The difficult energy situation in the summer of 2021 in Europe has once again made questions like "What should energy be spent on first?" relevant. We are used to modern cities being almost brighter at night than during the day, but this is an excessive, parasitic waste of electricity. Instead, biophysicists at the Massachusetts Institute of Technology propose using luminescent plants to passively illuminate public spaces.
They are talking about a new direction in science called "plant nanobionics," in which various particles are embedded in living tissues to give them new properties. Last year, this led to the creation of a blast-responsive spinach sapper, living soil moisture sensors, and cress that glows in the darkness. The latter has been the subject of special interest, and a modified, improved version was recently introduced.
In the first version, the glow was achieved by adding components of luciferase and luciferin, borrowed from fireflies. In the new version, they were replaced with luminophores, strontium aluminate, which accumulates ultraviolet radiation to then emit energy during phosphorescence.
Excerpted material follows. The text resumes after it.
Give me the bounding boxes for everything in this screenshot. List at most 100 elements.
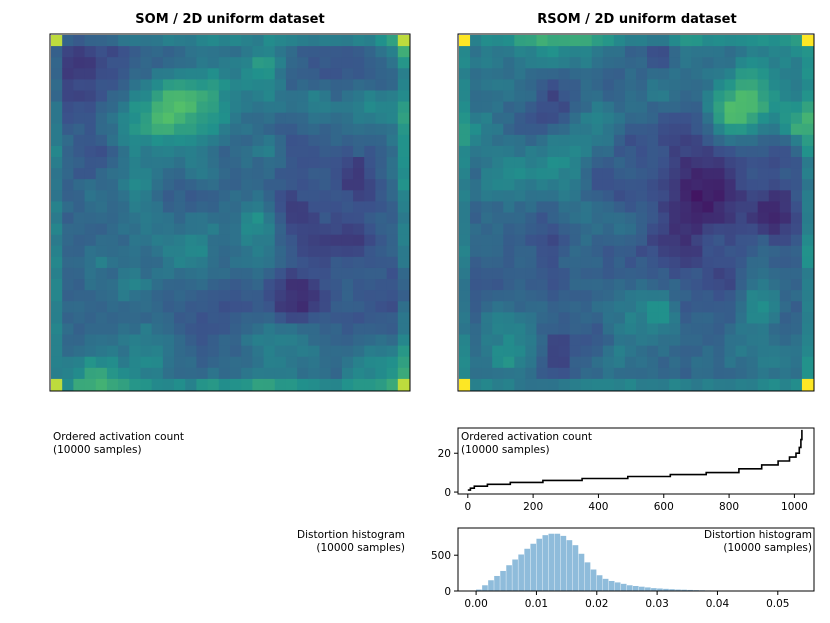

To protect plant tissues, the nanoparticles were packaged in a silica shell and placed in the mesophyll layer inside the leaf.
Light from plants with phosphors is 10 times brighter than that of luciferase, and to activate such a light, it is enough to irradiate it with ultraviolet light for only 10 seconds. True, the system gives maximum brightness for only a few minutes, and then gradually fades for several hours. But the main thing here is something else - scientists were convinced that such additives do not interfere with the natural processes of plant life. Therefore, new experiments, such as combining luminophores and luciferase to produce a combined light source, can be conducted safely.